The next diagram reveals how we carried out this resolution:

Determine 2: Cross-Bounded Context Instance for Brokerage Account Assertion Technology

We’d like the next bounded contexts to generate brokerage statements for tens of millions of our purchasers.

Account:
- Particulars: Consists of details about the shopper’s brokerage accounts, corresponding to account numbers, varieties, and statuses.
- Holdings and Positions: Gives present holdings and positions throughout the account, detailing the securities owned, their portions, and present market values.
- Stability Info: Incorporates the steadiness data of the account, together with money balances, margin balances, and whole account worth.
Consumer Profile:
- Private Info: Details about the shopper, corresponding to their identify, date of delivery, and social safety quantity.
- Contact Info: Consists of the shopper’s e mail handle, bodily handle, and telephone numbers.
Transaction Historical past:
- Transaction Data: A complete document of transactions related to the account, together with buys, gross sales, transfers, and dividends.
- Transaction Particulars: Every transaction document contains particulars corresponding to transaction date, kind, amount, worth, and related charges.
- Historic Information: Historic information of transactions over time, offering an entire view of the account’s exercise.

By way of this structure, we effectively generate correct and complete brokerage account statements by consolidating information from these bounded contexts, assembly each our purchasers’ wants and regulatory necessities.

Enterprise End result

Our journey with the Operational Learn-only Information Retailer (ORDS) and Amazon Redshift has enhanced our shopper expertise (CX) via improved information administration and accessibility. By transitioning from our mainframe system to a cloud-based, domain-driven structure, we’ve got empowered our autonomous groups and established a resilient batch structure.

This shift facilitates environment friendly cross-domain information entry, maintains high-quality information consistency, and gives scalability. Our ORDS implementation, supported by Amazon Redshift, provides near-real-time entry to massive information volumes, guaranteeing excessive efficiency, reliability, and cost-effectiveness. This modernization effort aligns with our mission to ship distinctive, personalised shopper experiences and maintain long-lasting shopper relationships.

Name to Motion

If you’re going through comparable challenges along with your batch processing techniques, we encourage you to discover how an Operational Learn-only Information Retailer (ORDS) can rework your information structure. Begin by assessing your present system’s limitations and figuring out alternatives for enchancment via domain-driven design and cloud-based options. Think about how this method will help you handle massive volumes of knowledge from a number of sources, present quick entry to replicated information for batch processes, and help high-volume reads from numerous information sources.

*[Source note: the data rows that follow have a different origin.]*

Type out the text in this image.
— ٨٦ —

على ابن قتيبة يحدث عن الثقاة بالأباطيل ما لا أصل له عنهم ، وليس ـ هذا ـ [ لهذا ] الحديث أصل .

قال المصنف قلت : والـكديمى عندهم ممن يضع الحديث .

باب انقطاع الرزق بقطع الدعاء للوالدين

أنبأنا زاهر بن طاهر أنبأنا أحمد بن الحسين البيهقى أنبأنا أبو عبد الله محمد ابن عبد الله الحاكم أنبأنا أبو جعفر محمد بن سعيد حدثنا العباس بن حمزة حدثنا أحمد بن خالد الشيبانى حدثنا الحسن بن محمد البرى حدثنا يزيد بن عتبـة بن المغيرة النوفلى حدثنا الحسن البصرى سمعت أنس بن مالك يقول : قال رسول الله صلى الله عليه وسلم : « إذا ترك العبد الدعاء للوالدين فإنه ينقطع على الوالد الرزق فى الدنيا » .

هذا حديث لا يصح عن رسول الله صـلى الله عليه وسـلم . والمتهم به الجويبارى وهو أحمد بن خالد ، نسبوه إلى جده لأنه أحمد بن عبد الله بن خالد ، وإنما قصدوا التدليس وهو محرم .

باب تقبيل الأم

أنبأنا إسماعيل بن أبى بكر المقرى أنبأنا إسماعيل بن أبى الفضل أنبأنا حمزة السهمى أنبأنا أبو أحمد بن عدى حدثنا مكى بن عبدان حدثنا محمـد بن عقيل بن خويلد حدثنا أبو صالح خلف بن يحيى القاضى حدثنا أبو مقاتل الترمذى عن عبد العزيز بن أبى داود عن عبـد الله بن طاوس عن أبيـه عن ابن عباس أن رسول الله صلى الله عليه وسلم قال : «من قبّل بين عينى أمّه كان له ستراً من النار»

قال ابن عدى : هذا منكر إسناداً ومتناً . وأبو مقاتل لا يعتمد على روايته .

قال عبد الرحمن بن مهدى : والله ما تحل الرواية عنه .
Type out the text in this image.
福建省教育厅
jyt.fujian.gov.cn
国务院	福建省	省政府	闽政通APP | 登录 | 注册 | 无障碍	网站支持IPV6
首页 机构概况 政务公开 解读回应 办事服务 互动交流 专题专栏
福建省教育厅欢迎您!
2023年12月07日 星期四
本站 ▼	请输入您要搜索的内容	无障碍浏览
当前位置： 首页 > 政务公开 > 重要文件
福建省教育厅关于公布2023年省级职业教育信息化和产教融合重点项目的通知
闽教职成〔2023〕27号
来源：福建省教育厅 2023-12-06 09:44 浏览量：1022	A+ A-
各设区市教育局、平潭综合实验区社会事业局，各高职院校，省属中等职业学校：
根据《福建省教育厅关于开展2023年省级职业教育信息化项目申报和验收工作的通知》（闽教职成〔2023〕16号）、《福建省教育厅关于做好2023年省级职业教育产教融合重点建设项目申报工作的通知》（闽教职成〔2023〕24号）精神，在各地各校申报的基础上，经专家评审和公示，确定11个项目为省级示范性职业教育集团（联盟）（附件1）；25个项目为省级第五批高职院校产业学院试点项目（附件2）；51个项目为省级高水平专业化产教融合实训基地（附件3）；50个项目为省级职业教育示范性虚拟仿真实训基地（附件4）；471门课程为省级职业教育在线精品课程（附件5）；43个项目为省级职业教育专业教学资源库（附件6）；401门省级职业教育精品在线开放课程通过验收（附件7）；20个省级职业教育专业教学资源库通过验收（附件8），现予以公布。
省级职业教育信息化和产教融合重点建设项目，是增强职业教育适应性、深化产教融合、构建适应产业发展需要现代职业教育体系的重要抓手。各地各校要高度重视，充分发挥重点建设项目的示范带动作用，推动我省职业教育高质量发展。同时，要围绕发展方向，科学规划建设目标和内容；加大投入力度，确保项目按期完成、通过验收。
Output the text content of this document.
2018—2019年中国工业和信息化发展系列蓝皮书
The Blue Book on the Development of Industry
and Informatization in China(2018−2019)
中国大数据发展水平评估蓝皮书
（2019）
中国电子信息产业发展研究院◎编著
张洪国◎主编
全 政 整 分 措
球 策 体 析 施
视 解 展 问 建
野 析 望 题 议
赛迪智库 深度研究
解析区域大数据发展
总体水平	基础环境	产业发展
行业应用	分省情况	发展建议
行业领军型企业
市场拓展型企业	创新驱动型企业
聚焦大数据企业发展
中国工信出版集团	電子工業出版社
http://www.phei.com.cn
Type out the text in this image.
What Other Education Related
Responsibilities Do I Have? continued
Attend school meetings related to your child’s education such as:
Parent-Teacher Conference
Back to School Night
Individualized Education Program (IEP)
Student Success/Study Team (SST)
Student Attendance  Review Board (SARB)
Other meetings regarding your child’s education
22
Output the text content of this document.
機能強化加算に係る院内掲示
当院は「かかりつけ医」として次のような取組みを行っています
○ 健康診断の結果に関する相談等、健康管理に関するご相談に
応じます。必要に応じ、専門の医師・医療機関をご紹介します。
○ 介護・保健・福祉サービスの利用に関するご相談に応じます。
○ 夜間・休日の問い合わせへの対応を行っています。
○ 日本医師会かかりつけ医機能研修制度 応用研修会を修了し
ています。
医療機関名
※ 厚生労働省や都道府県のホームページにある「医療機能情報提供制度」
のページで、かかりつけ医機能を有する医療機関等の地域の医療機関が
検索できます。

Take the following step by conducting a proof of idea (POC) to guage ORDS effectiveness in reaching environment friendly cross-domain information entry, enhancing the efficiency of batch jobs, and sustaining clear information possession inside your online business domains. By implementing this resolution, you possibly can improve your information administration capabilities, cut back operational dangers, and drive innovation inside your group. Embrace this chance to raise your information structure and ship distinctive buyer experiences.

Conclusion

Our transition to a cloud-native, domain-driven structure with ORDS utilizing Amazon Redshift has efficiently remodeled our batch processing capabilities in AWS cloud. This modernization effort has considerably enhanced the efficiency, reliability, and scalability of our batch operations whereas sustaining seamless information entry and integration throughout totally different enterprise domains.

The strategic adoption of ORDS has harnessed the potential of cross-domain information entry in a distributed setting, offering us with a strong resolution for real-time information entry and environment friendly batch processing. This transformation has empowered us to higher meet the calls for of the digital age, delivering superior buyer experiences and reinforcing our dedication to innovation within the monetary companies trade.